Hmmm. A 5" 38 cal would have one Helluva bottlenecked case.
A bit of the usual topic drift.
I served on the WWII fleet boats back in the '50s. One of the ones I was on had a 5" x 25 and used fixed ammo with a lesser charge. Even so, the muzzle blast can only be described as "vicious". Humping these "lighter" cases up through the after battery hatch was a treat also. No hydraulic ammo hoist here.
What blew my 17-year-old mind was when they had us go through an ammo-handling drill for the 5"x38. They used semi-fixed ammo (seperate shell and case). The projectile weighed 52 pounds and you had to pick these up and guide it into the shell hoist, one hand near the nose, the other gripping it near the base only by its circumferance. The BIG No-No was to lap your fingers over the base as sometimes the shell was immediately sent to the gun mount and the hoist would snip your fingers off neat as a whistle.
The mind-boggler was that the nose fit into a fuze-setter which was controlled from the gun director. That meant that the range as detected by the radar was immediately sent to the fuse. Super cool for WWII.
The surface ship guys said the 40MMs were aimed with these directors also and that the only people working during a raid was the loaders. That is until the directors got knocked out and you had to go to local control. It was REAL fun when the power got knocked out and you manually had to train, elevate and fire -- accuracy really went to hell.
They also told us that the 5" could be set on automatic fire. Hello? It just mean that when on automatic, the gun fired as soon as the shell was seated. I understand that even the 6" on the light cruisers could be fired this way. I guess it was the naval version of Fire-For-Effect.

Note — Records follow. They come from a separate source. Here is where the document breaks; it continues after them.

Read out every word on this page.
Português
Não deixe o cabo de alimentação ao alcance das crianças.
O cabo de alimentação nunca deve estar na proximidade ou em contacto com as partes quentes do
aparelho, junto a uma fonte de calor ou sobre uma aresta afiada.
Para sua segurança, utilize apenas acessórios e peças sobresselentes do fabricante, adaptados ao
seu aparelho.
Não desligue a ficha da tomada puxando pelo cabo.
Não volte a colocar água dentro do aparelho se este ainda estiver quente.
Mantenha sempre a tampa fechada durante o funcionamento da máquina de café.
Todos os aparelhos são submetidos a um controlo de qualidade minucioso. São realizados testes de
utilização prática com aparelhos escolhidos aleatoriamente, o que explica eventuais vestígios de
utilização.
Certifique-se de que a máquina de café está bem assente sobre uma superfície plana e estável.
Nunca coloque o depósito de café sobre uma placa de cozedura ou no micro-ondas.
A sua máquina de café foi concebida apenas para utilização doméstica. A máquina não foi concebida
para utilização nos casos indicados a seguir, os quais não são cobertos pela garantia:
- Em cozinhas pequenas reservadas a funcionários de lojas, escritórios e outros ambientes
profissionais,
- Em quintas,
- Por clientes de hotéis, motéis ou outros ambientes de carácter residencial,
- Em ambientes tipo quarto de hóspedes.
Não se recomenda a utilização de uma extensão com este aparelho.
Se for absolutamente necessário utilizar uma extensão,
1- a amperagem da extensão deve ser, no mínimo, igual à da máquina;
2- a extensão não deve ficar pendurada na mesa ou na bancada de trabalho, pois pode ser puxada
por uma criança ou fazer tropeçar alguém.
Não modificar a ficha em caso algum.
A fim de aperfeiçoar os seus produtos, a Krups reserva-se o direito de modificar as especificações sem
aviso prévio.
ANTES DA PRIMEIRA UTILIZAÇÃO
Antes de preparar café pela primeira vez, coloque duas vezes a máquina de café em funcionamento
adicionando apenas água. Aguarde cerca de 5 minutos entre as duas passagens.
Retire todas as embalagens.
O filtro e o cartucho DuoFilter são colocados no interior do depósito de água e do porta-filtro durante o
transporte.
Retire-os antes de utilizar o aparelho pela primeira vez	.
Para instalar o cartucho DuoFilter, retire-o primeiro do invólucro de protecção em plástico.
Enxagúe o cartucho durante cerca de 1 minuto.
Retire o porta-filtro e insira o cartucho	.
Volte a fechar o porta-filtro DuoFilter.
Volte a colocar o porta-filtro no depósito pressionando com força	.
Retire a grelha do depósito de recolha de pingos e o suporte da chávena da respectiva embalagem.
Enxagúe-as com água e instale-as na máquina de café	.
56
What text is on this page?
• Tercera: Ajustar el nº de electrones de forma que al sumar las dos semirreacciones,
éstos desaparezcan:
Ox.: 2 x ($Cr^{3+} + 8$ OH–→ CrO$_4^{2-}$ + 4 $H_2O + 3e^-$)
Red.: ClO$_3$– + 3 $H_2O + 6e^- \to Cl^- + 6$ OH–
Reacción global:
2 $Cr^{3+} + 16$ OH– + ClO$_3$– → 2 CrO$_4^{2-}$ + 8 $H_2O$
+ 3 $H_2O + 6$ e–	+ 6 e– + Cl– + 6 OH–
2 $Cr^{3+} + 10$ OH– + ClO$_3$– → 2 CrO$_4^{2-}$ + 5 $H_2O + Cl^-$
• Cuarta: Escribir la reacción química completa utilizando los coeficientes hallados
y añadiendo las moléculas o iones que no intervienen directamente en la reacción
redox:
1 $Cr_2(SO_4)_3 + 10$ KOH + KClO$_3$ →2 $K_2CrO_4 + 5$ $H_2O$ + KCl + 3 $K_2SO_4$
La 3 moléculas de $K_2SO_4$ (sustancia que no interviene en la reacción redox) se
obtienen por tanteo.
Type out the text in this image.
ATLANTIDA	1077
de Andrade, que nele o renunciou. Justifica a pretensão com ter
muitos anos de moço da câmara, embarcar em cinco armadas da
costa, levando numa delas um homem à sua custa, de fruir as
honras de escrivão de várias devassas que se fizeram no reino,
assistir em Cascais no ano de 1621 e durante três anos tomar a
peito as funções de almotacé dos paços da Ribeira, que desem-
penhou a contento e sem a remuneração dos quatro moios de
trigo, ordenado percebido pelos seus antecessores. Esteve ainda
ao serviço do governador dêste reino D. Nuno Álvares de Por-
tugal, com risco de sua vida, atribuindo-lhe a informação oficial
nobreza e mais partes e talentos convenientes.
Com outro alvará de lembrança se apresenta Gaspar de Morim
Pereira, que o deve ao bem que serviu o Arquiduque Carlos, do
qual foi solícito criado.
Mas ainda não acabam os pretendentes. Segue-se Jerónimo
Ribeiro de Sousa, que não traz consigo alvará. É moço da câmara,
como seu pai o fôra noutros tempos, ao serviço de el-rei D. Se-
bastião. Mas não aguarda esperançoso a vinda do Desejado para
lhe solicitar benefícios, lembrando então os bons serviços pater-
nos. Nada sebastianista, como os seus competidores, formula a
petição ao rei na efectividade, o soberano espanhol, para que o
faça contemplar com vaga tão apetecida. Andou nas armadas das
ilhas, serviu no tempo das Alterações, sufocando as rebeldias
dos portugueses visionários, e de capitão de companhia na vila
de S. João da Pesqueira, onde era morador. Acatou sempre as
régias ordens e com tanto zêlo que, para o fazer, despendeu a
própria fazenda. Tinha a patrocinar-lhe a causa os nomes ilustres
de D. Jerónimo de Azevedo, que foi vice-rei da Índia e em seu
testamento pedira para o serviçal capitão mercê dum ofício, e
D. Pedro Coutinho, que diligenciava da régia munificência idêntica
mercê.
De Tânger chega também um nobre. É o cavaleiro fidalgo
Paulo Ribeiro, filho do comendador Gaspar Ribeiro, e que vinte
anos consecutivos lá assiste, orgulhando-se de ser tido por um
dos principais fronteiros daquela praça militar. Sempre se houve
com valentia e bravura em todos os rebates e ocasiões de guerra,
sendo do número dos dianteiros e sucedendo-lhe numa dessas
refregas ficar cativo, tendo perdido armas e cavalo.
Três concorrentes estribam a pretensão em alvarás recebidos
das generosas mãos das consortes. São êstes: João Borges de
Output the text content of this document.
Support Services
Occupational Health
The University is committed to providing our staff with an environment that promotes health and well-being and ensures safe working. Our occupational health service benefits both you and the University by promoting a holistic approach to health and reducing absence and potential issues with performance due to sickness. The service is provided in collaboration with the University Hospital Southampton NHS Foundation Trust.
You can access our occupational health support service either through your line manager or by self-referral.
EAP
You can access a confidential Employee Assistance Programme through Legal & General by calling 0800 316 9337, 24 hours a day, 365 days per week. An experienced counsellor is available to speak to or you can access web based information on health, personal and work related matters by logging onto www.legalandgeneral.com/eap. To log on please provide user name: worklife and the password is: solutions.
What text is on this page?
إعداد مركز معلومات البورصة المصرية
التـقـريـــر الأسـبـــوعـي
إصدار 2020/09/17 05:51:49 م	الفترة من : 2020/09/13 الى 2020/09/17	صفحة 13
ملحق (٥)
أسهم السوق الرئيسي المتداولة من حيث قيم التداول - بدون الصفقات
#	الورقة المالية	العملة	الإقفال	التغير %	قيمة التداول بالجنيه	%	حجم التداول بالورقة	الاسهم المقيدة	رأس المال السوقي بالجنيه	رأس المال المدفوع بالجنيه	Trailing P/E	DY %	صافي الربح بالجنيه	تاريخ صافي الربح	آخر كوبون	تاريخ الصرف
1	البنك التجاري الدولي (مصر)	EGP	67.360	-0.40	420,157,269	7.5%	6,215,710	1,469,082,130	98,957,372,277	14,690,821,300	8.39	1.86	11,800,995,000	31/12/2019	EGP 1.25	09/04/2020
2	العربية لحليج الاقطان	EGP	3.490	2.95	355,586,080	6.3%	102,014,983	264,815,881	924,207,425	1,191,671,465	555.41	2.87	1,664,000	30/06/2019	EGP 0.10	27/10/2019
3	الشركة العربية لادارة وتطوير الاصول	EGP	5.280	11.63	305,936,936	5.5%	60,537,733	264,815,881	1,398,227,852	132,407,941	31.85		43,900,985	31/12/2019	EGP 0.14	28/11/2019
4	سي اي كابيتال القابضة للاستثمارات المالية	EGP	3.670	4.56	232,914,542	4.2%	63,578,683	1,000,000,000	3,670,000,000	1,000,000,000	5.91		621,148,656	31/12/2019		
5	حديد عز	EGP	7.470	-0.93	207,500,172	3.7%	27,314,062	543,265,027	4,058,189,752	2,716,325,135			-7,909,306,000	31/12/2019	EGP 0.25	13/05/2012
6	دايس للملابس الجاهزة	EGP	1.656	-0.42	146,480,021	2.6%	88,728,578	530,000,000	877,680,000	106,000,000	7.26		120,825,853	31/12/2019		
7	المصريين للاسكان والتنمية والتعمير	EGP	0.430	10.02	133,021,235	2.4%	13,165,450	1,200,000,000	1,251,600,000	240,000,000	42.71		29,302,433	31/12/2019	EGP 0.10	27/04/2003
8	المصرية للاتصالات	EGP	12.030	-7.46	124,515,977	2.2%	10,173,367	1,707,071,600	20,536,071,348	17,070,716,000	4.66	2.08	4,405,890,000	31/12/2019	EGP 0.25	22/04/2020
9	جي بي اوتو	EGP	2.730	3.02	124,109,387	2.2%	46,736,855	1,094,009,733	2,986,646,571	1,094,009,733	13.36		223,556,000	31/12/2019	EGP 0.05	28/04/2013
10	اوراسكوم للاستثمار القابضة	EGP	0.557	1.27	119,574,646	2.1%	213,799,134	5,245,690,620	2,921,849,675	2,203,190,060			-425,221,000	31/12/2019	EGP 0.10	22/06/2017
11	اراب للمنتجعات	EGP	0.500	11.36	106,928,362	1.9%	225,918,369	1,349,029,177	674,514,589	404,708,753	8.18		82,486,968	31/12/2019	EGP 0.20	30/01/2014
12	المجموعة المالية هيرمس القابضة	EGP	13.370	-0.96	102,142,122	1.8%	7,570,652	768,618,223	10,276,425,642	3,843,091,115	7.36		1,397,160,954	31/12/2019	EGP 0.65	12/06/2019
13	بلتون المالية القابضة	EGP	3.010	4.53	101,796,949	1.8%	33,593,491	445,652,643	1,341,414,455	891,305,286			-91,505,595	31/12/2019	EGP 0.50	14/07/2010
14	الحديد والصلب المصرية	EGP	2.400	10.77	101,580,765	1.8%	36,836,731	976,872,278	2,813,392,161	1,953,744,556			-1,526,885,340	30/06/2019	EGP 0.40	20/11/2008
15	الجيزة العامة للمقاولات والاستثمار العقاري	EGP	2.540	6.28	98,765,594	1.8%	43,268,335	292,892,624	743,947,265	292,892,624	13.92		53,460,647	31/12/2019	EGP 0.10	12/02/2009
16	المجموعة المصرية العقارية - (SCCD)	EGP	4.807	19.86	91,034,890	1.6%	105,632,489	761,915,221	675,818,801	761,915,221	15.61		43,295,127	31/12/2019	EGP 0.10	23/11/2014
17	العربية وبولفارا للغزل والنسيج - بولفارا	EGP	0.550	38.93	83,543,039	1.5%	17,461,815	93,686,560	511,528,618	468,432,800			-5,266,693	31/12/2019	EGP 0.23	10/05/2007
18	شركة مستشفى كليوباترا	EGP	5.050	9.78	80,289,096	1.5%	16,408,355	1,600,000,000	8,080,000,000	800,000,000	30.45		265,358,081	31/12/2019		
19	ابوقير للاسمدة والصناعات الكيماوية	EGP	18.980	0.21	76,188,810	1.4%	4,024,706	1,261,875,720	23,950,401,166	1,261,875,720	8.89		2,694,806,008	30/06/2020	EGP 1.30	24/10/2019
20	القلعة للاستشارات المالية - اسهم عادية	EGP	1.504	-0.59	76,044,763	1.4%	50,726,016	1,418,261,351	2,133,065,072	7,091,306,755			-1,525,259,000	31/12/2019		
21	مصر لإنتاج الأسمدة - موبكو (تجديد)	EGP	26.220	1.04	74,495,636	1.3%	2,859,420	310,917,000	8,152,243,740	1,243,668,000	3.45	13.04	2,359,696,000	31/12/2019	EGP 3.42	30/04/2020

Just as I was getting out, they were replacing the quad 40MMs with long-barrelled twin 3" that had a loading rack that looked like a revolver cylinder with the tops off. The guys said that when on full automatic, the loaders could barely keep up.
I think the caliber multiplier came about because as smokeless powder was developed for naval use, it was found that the longer barrel increased the range as the powder had longer to burn. Seems to me that was a reason for the long barrels on blackpowder guns even though BP was more of an explosive than a propellant. ???